Eşyanın iç yüzüne taalluk eden kudretin, dış yüzüne de taalluk etmiş olduğu açık bir gerçektir. İnsanın dış yüzü mülk, içyüzü melekûttur. Allah'ın kudret eli insanın içinde ve dışında aynı kolaylıkla tasaruf eder. Şu var ki, bazı şeyler insanın zahir nazarında göre çirkin görünebildiği için, onlara sebepler perde olmaktadır.

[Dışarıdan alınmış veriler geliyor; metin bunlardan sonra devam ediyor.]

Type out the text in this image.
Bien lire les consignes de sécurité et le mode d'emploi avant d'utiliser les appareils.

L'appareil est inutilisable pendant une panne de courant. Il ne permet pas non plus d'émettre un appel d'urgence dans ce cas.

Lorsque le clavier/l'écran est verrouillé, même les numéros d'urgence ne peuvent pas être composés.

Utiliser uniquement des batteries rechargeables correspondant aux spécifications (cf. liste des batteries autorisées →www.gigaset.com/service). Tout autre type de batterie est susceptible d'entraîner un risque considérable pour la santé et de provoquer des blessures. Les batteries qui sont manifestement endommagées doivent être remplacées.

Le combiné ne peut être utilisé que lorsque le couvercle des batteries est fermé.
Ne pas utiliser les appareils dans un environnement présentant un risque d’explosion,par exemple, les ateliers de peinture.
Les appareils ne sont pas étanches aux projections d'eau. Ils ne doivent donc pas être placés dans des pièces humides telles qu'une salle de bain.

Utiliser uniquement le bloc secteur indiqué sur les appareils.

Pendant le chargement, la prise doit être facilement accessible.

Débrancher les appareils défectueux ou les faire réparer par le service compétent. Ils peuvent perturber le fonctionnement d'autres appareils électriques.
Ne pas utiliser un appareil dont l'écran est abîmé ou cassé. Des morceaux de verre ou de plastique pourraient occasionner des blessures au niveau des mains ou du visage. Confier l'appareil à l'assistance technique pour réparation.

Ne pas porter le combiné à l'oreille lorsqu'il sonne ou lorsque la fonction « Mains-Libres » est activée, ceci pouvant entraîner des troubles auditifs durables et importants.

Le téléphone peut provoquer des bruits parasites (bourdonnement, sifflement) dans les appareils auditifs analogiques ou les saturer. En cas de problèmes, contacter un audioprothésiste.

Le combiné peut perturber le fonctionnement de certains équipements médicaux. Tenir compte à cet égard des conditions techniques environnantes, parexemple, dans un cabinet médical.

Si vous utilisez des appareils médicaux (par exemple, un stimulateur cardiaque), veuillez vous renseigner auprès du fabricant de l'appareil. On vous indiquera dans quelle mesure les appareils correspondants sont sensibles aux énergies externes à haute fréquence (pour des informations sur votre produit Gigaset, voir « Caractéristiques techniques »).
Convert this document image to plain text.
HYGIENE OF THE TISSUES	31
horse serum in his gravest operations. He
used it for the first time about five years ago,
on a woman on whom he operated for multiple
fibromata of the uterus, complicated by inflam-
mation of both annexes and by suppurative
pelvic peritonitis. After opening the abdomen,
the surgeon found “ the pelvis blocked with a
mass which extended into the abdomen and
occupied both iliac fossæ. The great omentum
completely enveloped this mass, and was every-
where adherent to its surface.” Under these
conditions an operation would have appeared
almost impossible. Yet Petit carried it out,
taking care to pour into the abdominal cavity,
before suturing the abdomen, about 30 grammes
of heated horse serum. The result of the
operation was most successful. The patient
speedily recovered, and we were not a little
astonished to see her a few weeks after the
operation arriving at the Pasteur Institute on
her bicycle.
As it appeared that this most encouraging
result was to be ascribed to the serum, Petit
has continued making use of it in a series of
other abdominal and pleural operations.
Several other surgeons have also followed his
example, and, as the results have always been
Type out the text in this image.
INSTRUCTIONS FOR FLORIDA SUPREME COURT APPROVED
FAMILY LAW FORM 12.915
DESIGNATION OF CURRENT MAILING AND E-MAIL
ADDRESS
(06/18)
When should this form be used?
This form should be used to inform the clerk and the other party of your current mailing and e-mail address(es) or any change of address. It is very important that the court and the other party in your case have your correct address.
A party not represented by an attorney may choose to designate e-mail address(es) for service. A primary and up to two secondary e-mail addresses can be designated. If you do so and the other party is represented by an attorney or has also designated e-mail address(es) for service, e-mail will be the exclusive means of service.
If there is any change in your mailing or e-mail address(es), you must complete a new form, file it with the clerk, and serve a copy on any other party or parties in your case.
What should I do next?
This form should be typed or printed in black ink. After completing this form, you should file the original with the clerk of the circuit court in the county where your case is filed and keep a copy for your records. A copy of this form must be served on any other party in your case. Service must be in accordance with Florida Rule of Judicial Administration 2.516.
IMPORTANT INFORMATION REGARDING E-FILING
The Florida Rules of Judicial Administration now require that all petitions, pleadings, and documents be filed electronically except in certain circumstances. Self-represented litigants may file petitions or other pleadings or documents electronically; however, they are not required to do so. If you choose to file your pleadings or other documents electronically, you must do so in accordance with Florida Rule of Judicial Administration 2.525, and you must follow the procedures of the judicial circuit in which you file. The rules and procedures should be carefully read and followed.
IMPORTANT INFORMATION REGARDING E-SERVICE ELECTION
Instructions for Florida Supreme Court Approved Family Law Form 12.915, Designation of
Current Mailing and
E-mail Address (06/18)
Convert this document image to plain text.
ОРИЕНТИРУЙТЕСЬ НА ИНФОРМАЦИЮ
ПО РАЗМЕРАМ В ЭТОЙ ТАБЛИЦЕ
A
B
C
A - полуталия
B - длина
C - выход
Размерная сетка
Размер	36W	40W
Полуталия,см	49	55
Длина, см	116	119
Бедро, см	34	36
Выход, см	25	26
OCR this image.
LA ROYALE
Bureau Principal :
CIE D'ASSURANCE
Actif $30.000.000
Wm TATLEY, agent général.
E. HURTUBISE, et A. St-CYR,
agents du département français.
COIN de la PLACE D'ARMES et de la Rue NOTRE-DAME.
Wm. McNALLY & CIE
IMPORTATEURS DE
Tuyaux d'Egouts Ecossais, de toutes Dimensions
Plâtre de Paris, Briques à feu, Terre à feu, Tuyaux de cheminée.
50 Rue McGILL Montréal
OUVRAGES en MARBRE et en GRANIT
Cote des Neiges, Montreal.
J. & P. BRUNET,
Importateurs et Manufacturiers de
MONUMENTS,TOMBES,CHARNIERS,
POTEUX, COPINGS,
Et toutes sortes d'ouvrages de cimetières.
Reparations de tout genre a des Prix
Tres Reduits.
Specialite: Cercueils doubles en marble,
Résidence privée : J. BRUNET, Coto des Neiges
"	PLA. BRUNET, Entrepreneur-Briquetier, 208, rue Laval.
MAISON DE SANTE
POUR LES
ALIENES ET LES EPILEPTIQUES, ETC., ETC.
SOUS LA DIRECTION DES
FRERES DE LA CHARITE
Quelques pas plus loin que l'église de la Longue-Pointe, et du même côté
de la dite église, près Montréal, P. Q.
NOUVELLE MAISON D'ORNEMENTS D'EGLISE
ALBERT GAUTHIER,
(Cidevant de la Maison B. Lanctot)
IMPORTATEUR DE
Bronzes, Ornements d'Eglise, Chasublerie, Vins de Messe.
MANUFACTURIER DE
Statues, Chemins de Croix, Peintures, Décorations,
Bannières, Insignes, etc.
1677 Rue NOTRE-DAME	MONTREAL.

"... Kudret, melekûtiyet-i eşyaya taalluk eder. Evet, kâinatın ayna gibi iki yüzü var. Biri, mülk ciheti ki; aynanın renkli yüzüne benzer. Diğeri, melekûtiyet ciheti ki; aynanın parlak yüzüne benzer."
"Mülk ciheti ise, zıtların cevelangâhıdır. Güzel çirkin, hayır şer, küçük büyük, ağır kolay gibi emirlerin mahall-i vürûdudur. İşte şunun içindir ki Sâni’-i Zülcelal esbab-ı zahiriyeyi, tasarrufat-ı kudretine perde etmiştir. Ta dest-i kudret, zahir akla göre hasis ve nâ-lâyık emirlerle bizzat mübaşereti görünmesin. Çünkü azamet ve izzet, öyle ister. Fakat o vesait ve esbaba hakikî tesir vermemiştir. Çünkü vahdet-i ehadiyet öyle ister."
"Melekûtiyet ciheti ise, her şeyde parlaktır, temizdir. Teşahhusatın renkleri, müzahrefatları, ona karışmaz. O cihet, vasıtasız kendi Hâlıkına müteveccihtir. Onda terettüb-ü esbab, teselsül-ü ilel yoktur. Ona illiyet, ma’luliyet giremez. Eğri büğrüsü yoktur. Mâniler müdahale edemezler. Zerre, Şemse kardeş olur." (Sözler, Yirmi Dokuzuncu Söz, İkinci Maksat.)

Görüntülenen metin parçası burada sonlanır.